Wellenkamp was speaking against a bill, sponsored by fellow Republican state Rep. Dane Diehl of Butler, that would make the FIFRA label required by federal pesticide regulators “sufficient to satisfy any requirement for a warning label regarding cancer under any other provision of current law.” Wellenkamp argued that it has been free-market competition from generic competitors, not just the lawsuits, that has lowered the price of Bayer’s glyphosate products and led it to develop safer alternatives.
He said sales in Bayer’s Crops Sciences division were up by 15%. Wellenkamp voiced objections to diminishing equal protections for farmers and families over foreign corporations.
The bill passed the House on a narrow vote and has been sent to the Senate. But the 85-72 vote showed increasing divisions on the issue among House Republicans, with 24 Republicans opposed. Only one Democrat voted for the bill. Last year, an identical bill passed in a 91-57 vote, but failed in the state Senate.

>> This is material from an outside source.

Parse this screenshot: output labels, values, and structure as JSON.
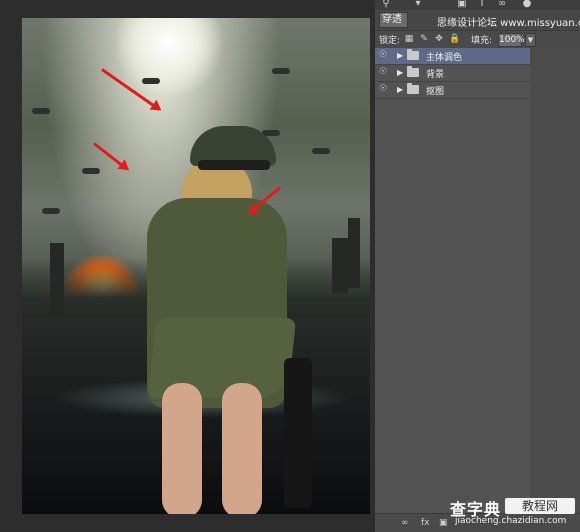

Missouri isn’t the only state moving on such bills. A similar bill in Georgia—the state where a jury just awarded $2 billion to a Roundup plaintiff—has been passed out of its House and Senate and awaits the signature of Gov. Brian Kemp, a Republican.
Jessica Christiansen, head of sustainability in Bayer’s Crop Sciences department, said recently that bills like this are common sense and do not amount to an “immunity” or shield against all lawsuits, although she admits that Bayer can’t sustain the current level of lawsuits forever.
Christiansen reiterates Bayer’s steadfast claim that no leading global authority has ever linked glyphosate to cancer. She says farmers need tools like glyphosate in their toolbox, and that bills like these “are for the ag industry as a whole, not just Bayer.”